Кирстен, трепеща от наслаждения, наблюдала, как Майкл, сначала ласкавший ее соски, медленно стал опускаться ниже, к животу, затем еще ниже, стремясь к четко обозначенному пятну треугольника, за вершиной которого начиналось открытое пространство, образованное раздвинутыми ногами. Когда же Майкл достиг этой вершины, у Кирстен от предвкушения закружилась голова. Как только теплый ласковый рот покрыл томящееся желанием лоно, Кирстен перестала дышать. Мгновение спустя дыхание вернулось долгим блаженным стоном с дрожью, а все тело стало подниматься и опускаться в ритм с движениями языка, глубоко погруженного в окончательно раскрывшиеся врата блаженства.

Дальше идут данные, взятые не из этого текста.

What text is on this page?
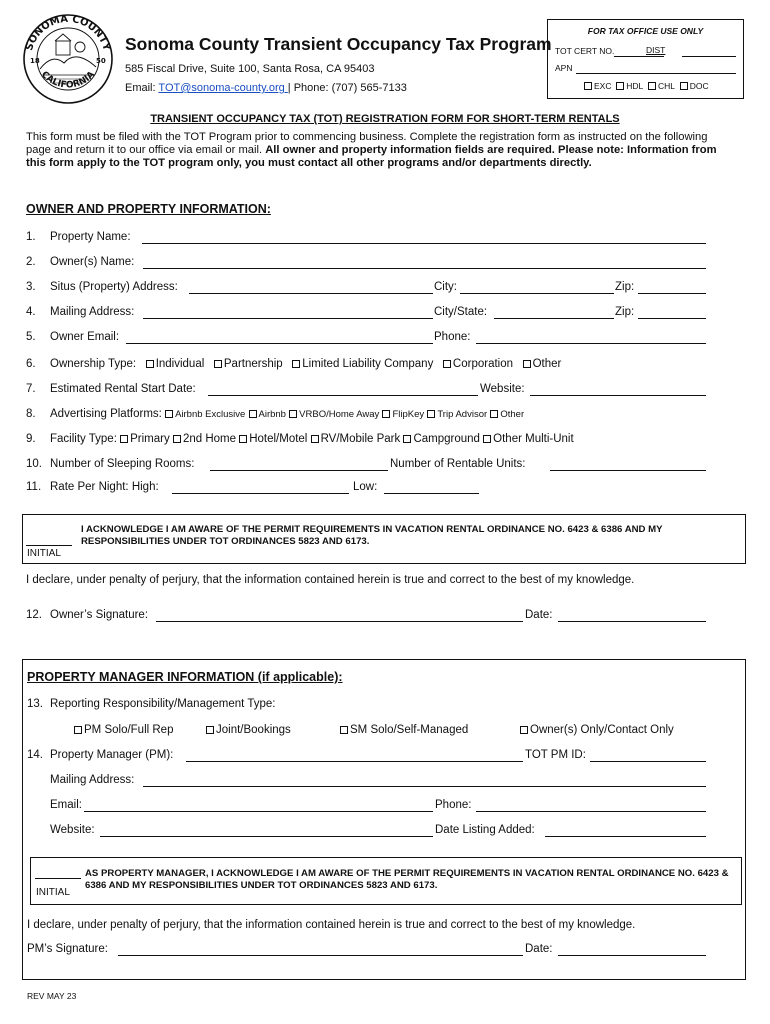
SONOMA COUNTY
CALIFORNIA
18	50
Sonoma County Transient Occupancy Tax Program
585 Fiscal Drive, Suite 100, Santa Rosa, CA 95403
Email: TOT@sonoma-county.org | Phone: (707) 565-7133
FOR TAX OFFICE USE ONLY
TOT CERT NO.	DIST
APN
EXC HDL CHL DOC
TRANSIENT OCCUPANCY TAX (TOT) REGISTRATION FORM FOR SHORT-TERM RENTALS
This form must be filed with the TOT Program prior to commencing business. Complete the registration form as instructed on the following page and return it to our office via email or mail. All owner and property information fields are required. Please note: Information from this form apply to the TOT program only, you must contact all other programs and/or departments directly.
OWNER AND PROPERTY INFORMATION:
1. Property Name:
2. Owner(s) Name:
3. Situs (Property) Address:	City:	Zip:
4. Mailing Address:	City/State:	Zip:
5. Owner Email:	Phone:
6. Ownership Type: Individual Partnership Limited Liability Company Corporation Other
7. Estimated Rental Start Date:	Website:
8. Advertising Platforms: Airbnb Exclusive Airbnb VRBO/Home Away FlipKey Trip Advisor Other
9. Facility Type: Primary 2nd Home Hotel/Motel RV/Mobile Park Campground Other Multi-Unit
10. Number of Sleeping Rooms:	Number of Rentable Units:
11. Rate Per Night: High:	Low:
INITIAL
I ACKNOWLEDGE I AM AWARE OF THE PERMIT REQUIREMENTS IN VACATION RENTAL ORDINANCE NO. 6423 & 6386 AND MY RESPONSIBILITIES UNDER TOT ORDINANCES 5823 AND 6173.
I declare, under penalty of perjury, that the information contained herein is true and correct to the best of my knowledge.
12. Owner’s Signature:	Date:
PROPERTY MANAGER INFORMATION (if applicable):
13. Reporting Responsibility/Management Type:
PM Solo/Full Rep	Joint/Bookings	SM Solo/Self-Managed	Owner(s) Only/Contact Only
14. Property Manager (PM):	TOT PM ID:
Mailing Address:
Email:	Phone:
Website:	Date Listing Added:
INITIAL
AS PROPERTY MANAGER, I ACKNOWLEDGE I AM AWARE OF THE PERMIT REQUIREMENTS IN VACATION RENTAL ORDINANCE NO. 6423 & 6386 AND MY RESPONSIBILITIES UNDER TOT ORDINANCES 5823 AND 6173.
I declare, under penalty of perjury, that the information contained herein is true and correct to the best of my knowledge.
PM’s Signature:	Date:
REV MAY 23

Кирстен показалось, что она уже достигла вершин экстаза, какого никогда прежде не испытывала, но она ошиблась. И это стало понятно после того, как Майкл, лаская лоно языком, довел Кирстен до исступления, а потом осторожно и очень нежно погрузился в нее.

Кирстен отдала любимому свою невинность, а Майкл нарушил священный брачный обет, и оба они поняли, что с этого момента жизнь каждого из них никогда уже не будет прежней.

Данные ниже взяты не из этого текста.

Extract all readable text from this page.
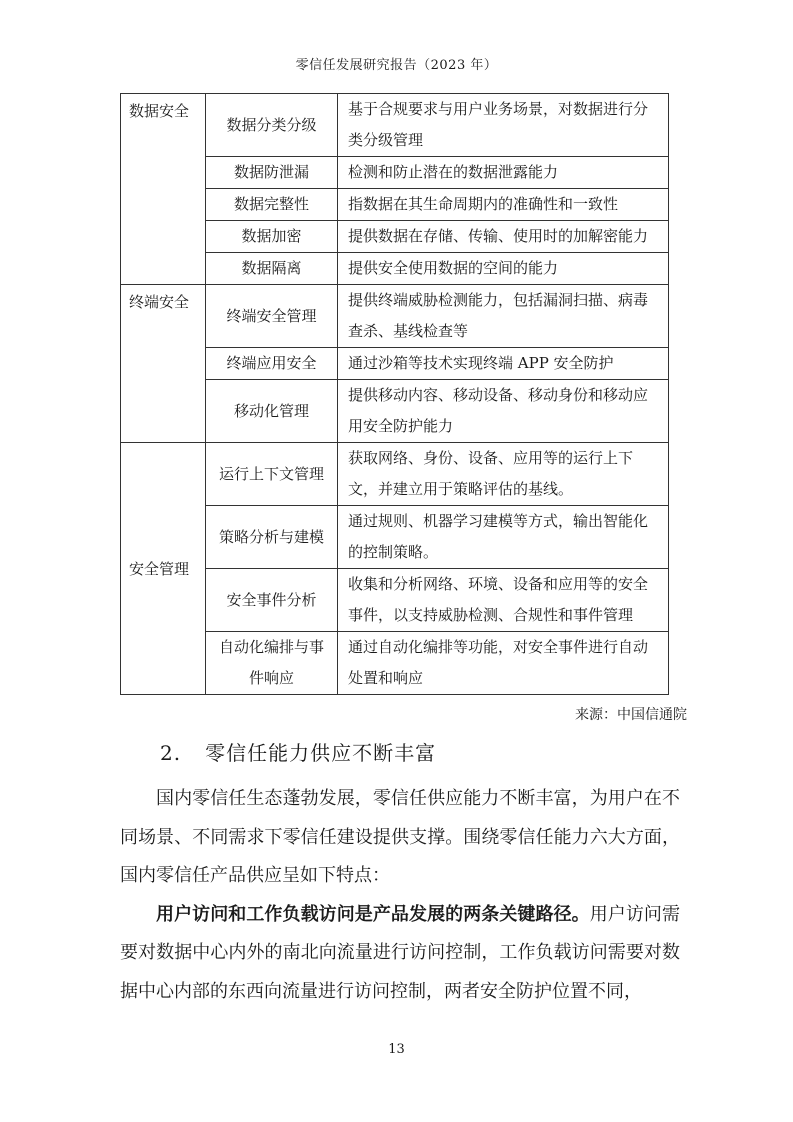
零信任发展研究报告（2023 年）
数据安全	数据分类分级	基于合规要求与用户业务场景，对数据进行分类分级管理
	数据防泄漏	检测和防止潜在的数据泄露能力
	数据完整性	指数据在其生命周期内的准确性和一致性
	数据加密	提供数据在存储、传输、使用时的加解密能力
	数据隔离	提供安全使用数据的空间的能力
终端安全	终端安全管理	提供终端威胁检测能力，包括漏洞扫描、病毒查杀、基线检查等
	终端应用安全	通过沙箱等技术实现终端 APP 安全防护
	移动化管理	提供移动内容、移动设备、移动身份和移动应用安全防护能力
安全管理	运行上下文管理	获取网络、身份、设备、应用等的运行上下文，并建立用于策略评估的基线。
	策略分析与建模	通过规则、机器学习建模等方式，输出智能化的控制策略。
	安全事件分析	收集和分析网络、环境、设备和应用等的安全事件，以支持威胁检测、合规性和事件管理
	自动化编排与事件响应	通过自动化编排等功能，对安全事件进行自动处置和响应
来源：中国信通院
2. 零信任能力供应不断丰富

国内零信任生态蓬勃发展，零信任供应能力不断丰富，为用户在不同场景、不同需求下零信任建设提供支撑。围绕零信任能力六大方面，国内零信任产品供应呈如下特点：

用户访问和工作负载访问是产品发展的两条关键路径。用户访问需要对数据中心内外的南北向流量进行访问控制，工作负载访问需要对数据中心内部的东西向流量进行访问控制，两者安全防护位置不同，

13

Инстинкт заставил Кирстен обвить ногами бедра Майкла, чтобы его ритмичные удары достигали большей глубины. Сейчас они были одновременно союзниками и врагами, движимыми в бой первобытным голодом похоти, удовлетворение которого несло бесконечное наслаждение. Каждый боролся за право достичь вершин блаженства. Окончание было столь бурным, ощущения столь острыми, что Кирстен закричала, впервые испытав взрыв оргазма, а Майкл наконец понял, что значит умереть, и навсегда избавился от страха смерти.

Кирстен лежала в объятиях Майкла удовлетворенная и ослабевшая, с дрожащими руками и ногами. Никогда еще Кирстен не ощущала такой наполненности, даже когда ей казалось, что она прикасается к вечности, полностью погружаясь в любимую музыку.